(cover image from Amazon.com)
Tyler Dupree was 12 when the stars disappeared. He was in the backyard with his friends, Jason and Diane Lawton, at the time. And as it turned out, it wasn't just the stars.
Eventually, scientists discover that someone or something - these hypothetical someones are soon called the Hypotheticals - has placed a barrier around the Earth, a barrier which, among other things, causes time to advance very, very slowly on our planet.
Ten minutes here sees more than a thousand years go by in the rest of the universe. A year on Earth means that 100 million years have gone by elsewhere. And in 40 years or so - 4 billion in the rest of the solar system - the Earth will be completely destroyed by an aging, expanding Sun.
I don't like to give spoilers in my reviews, so I can't say too much about what happens after that. But the book starts in 4000000000 A.D. Most of it is set in the past, with Tyler writing about the events of his life, a life that was inextricably tied up with Jason and Diane.
First published in 2005, Spin won the Hugo Award for best science fiction or fantasy novel in 2006. There have been two sequels published since then. It contains some very interesting ideas - in addition to the great idea that's the premise - and I think that's how I'd describe it, as interesting.
My biggest problem with the book is that I don't like the characters. Yes, they're interesting. They're plausible. I even feel considerable sympathy for them. But I don't like them. To me, that's important. Many of my friends in the ClassicScienceFiction discussion group say they don't need to like the characters in a book. But usually, I do.
And I must say that I don't even like the human species much, as shown in this book. Our society doesn't seem to be very admirable. Our institutions - government and corporations mainly, since we never see scientists - are corrupt. Very few people are likable - and those mostly very minor characters.
The idea here was quite interesting, but I just had a hard time caring what happened. So what if the entire human species went extinct? It hardly seemed like it would be a big loss. I was interested to see where the story would go, but I didn't actually care. For me, that's a big deal, but it might not be for you.
Now, as I say, the basic premise of Spin was great, and there were other great ideas in the book, too. I liked the eventual identification of the Hypotheticals. There really is a lot to like here. But I had a few problems with the end of the book. Idea-based science fiction really needs to have a great solution, and I had a few problems with this one.

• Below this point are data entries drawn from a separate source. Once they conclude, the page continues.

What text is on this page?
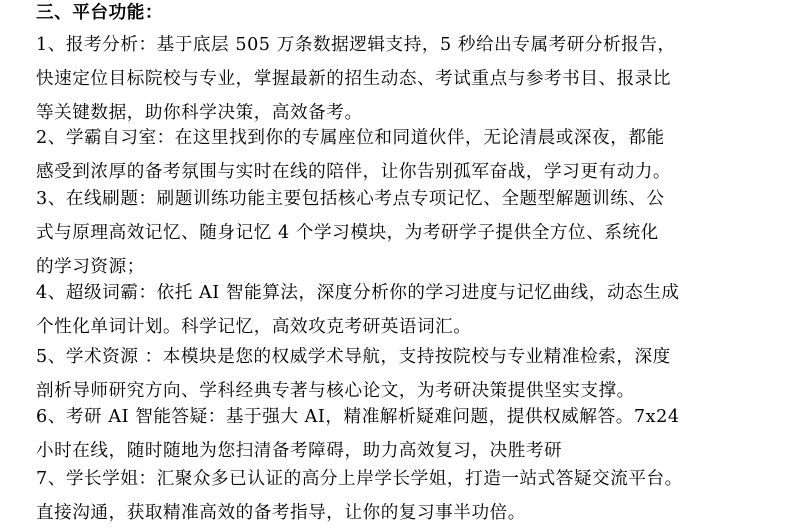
三、平台功能：
1、报考分析：基于底层 505 万条数据逻辑支持，5 秒给出专属考研分析报告，
快速定位目标院校与专业，掌握最新的招生动态、考试重点与参考书目、报录比
等关键数据，助你科学决策，高效备考。
2、学霸自习室：在这里找到你的专属座位和同道伙伴，无论清晨或深夜，都能
感受到浓厚的备考氛围与实时在线的陪伴，让你告别孤军奋战，学习更有动力。
3、在线刷题：刷题训练功能主要包括核心考点专项记忆、全题型解题训练、公
式与原理高效记忆、随身记忆 4 个学习模块，为考研学子提供全方位、系统化
的学习资源；
4、超级词霸：依托 AI 智能算法，深度分析你的学习进度与记忆曲线，动态生成
个性化单词计划。科学记忆，高效攻克考研英语词汇。
5、学术资源 ：本模块是您的权威学术导航，支持按院校与专业精准检索，深度
剖析导师研究方向、学科经典专著与核心论文，为考研决策提供坚实支撑。
6、考研 AI 智能答疑：基于强大 AI，精准解析疑难问题，提供权威解答。7x24
小时在线，随时随地为您扫清备考障碍，助力高效复习，决胜考研
7、学长学姐：汇聚众多已认证的高分上岸学长学姐，打造一站式答疑交流平台。
直接沟通，获取精准高效的备考指导，让你的复习事半功倍。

I'm not going to go into detail, because I don't want to give away any spoilers. But after everything else, I had a hard time buying the ending. Again, maybe that's just me. Most likely, it is. This book did win the Hugo Award, after all.
But the best thing I can say about Spin is that it was interesting. I hate to give it such a tepid review, but I really couldn't get any more enthusiastic than that. I'm glad I read it, but it really didn't grab me.
This was our November read (our modern SF pick) in the ClassicScienceFiction group, and most of our members liked it more than I did, I think. Well, tastes vary.